By Joy King, 2025 Women’s Health Leadership TRUST President
At our May TRUST Forum, we dove deep into what it takes to really lead with empathy thanks to Roxane Battle. She stood before 500 health care leaders and ignited a dialogue that has continued long past her keynote.
Roxane reminded us that too often we judge, or cancel, others and ourselves far too quickly. Sometimes we do that because we’re exhausted or because uncertainty makes us uncomfortable. Other times, we judge quickly because we fear failure, so calling out someone else’s mistake makes us feel momentarily more in control.
But it’s not leadership to erase 99% of someone’s impact due to the 1% they got wrong. No one is perfect, yet the expectations placed on women in leadership—especially women of color—are often impossibly high.
That’s why empathetic leadership is the most courageous kind of leadership we can choose. It’s not soft or passive. Compassionate leadership is hard because it requires vulnerability and a willingness to feel what others are going through.
Roxane offered a model of leadership firmly centered on empathy.
- Use generative listening instead of jumping to conclusions. Pause and ask, ‘What else could be true here?’
- Stay curious and seek different perspectives, especially when it’s uncomfortable.
- Put dignity first. Everyone wants to feel seen and valued regardless of title or circumstance.
- Pause, reflect and rebuild—not alone but as a community—when disruption inevitably happens.
- Lead with integrity and align what you do with who you strive to be. Be the best version of yourself and honor the needs of others.
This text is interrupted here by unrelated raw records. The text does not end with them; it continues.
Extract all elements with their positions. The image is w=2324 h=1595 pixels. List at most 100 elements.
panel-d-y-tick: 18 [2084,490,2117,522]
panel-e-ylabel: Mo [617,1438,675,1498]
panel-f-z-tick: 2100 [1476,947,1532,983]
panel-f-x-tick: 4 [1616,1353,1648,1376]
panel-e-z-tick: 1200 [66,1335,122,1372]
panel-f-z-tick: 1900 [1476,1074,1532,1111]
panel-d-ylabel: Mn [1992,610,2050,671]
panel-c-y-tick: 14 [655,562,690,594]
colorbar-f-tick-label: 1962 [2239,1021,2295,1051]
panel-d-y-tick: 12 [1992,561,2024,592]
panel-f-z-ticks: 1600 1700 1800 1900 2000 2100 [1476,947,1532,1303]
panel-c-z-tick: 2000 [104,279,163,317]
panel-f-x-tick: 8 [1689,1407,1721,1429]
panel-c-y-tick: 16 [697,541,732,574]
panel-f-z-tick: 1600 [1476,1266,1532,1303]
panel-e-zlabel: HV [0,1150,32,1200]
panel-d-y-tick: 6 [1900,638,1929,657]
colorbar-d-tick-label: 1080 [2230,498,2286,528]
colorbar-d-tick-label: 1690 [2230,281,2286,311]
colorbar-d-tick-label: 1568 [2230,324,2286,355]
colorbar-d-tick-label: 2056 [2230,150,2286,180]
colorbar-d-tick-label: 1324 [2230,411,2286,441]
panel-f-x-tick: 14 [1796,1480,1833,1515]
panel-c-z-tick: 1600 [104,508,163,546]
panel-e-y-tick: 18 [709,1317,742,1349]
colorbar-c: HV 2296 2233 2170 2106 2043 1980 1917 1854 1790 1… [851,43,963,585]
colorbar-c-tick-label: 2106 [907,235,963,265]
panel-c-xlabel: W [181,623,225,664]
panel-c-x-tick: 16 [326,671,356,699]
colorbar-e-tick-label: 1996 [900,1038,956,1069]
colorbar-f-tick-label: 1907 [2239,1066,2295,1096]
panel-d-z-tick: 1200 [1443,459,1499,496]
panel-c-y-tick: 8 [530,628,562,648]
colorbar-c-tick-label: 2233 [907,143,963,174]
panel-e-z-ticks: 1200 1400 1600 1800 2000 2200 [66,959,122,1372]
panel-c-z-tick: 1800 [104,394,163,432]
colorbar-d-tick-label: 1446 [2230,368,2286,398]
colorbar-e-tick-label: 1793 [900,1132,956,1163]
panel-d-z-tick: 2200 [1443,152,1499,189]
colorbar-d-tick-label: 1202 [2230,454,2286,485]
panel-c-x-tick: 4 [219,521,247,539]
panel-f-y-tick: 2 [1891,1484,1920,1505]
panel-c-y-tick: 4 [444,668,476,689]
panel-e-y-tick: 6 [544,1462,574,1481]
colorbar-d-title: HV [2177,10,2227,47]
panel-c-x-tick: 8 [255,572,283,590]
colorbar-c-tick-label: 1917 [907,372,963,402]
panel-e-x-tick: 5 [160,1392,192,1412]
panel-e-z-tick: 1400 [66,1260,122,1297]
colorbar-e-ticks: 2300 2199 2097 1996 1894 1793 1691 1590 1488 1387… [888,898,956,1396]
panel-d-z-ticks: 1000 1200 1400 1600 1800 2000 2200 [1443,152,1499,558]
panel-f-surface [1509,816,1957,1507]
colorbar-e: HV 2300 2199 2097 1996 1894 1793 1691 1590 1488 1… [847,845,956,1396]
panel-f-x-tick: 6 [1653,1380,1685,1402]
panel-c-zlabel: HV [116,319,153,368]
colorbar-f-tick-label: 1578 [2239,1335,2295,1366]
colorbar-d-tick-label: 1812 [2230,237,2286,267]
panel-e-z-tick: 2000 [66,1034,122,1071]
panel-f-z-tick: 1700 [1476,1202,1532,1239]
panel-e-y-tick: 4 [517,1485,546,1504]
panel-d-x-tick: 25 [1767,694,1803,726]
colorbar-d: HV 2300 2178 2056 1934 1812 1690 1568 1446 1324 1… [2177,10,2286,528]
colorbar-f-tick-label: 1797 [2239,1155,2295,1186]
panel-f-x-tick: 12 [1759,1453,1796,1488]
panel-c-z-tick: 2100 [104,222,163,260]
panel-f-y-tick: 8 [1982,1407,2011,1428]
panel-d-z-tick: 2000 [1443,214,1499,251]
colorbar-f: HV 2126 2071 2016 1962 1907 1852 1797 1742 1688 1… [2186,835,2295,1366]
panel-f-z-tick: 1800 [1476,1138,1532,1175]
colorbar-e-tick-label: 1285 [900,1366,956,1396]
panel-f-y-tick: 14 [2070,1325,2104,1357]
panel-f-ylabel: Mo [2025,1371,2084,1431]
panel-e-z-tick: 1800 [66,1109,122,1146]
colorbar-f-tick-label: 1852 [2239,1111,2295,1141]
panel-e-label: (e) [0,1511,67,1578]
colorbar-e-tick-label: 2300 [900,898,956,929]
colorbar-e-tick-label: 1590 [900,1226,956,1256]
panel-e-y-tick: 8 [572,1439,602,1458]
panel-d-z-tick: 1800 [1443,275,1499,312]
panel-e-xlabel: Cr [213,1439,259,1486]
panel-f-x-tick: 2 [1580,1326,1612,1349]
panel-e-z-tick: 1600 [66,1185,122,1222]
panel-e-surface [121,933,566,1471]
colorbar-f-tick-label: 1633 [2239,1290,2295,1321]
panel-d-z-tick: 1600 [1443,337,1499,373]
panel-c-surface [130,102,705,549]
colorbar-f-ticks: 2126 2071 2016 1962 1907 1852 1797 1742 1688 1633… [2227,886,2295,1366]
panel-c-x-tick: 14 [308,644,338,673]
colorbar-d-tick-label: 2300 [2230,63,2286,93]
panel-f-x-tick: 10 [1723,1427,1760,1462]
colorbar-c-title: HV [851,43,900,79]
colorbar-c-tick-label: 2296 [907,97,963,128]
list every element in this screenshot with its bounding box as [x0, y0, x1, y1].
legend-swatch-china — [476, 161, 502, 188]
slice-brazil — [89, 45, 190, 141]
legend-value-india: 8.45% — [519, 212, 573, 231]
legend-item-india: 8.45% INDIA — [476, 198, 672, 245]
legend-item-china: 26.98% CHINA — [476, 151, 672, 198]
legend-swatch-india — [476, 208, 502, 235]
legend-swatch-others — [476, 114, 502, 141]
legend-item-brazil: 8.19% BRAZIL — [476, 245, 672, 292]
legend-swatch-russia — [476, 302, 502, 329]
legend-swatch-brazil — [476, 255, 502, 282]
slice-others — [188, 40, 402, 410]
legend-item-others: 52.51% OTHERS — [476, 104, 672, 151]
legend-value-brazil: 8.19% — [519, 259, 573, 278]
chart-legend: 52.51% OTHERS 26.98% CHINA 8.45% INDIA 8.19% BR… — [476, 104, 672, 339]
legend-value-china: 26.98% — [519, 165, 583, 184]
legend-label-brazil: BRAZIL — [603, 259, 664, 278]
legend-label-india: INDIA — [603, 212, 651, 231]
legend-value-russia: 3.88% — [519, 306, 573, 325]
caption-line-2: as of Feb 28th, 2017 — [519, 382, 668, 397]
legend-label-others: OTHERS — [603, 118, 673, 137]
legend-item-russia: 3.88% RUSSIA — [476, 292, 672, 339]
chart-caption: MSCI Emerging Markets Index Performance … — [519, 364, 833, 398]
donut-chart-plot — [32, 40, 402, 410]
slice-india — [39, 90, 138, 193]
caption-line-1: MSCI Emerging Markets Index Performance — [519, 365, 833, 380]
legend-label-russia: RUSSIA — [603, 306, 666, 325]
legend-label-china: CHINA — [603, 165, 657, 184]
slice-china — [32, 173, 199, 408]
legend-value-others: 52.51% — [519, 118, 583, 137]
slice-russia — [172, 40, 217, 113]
Empathy is choosing connection over control and values over ego. Empathy is not the easiest path forward; however, it can be the strongest.
At the Women’s Health Leadership TRUST, we’re proud to champion empathetic leadership. We’re a network of women in health care creating personal, professional and community transformations for ourselves and fellow women leaders. We lift one another to lead with purpose. And we hold space for growth over perfection.
Because when women in health care support women, everyone wins.
I am grateful to Roxane for modeling what it means to lead with courage and compassion. And I am forever thankful to the TRUST community for living these values in every role and level.
Let’s keep showing up with love and curiosity to build a future where leadership is both powerful and compassionate.
Joy King serves as the 2025 TRUST President and is the CEO of the Animal Humane Society (AHS), one of the nation’s leading animal welfare organizations. Prior to AHS, Joy spent nine years at NMDP (formerly the National Marrow Donor Program and Be the Match), where she was Chief Advancement Officer and Executive Director of the NMDP Foundation. Joy spent 16 years in leadership roles at the American Cancer Society, ultimately serving as Senior Vice President of Operations for the organization’s Midwest division. Joy has served on the board of Kappa Delta Chi Sorority Inc.’s Emerald Foundation and Jeremiah Program. She has been recognized by the Minneapolis St. Paul Business Journal as a 2015 Women in Business, Twin Cities Business Magazine’s Best In Class Healthcare Executives, Greenspring’s 500 Most Powerful Business Leaders in Minnesota, and Marquis Who’s Who Top Executives.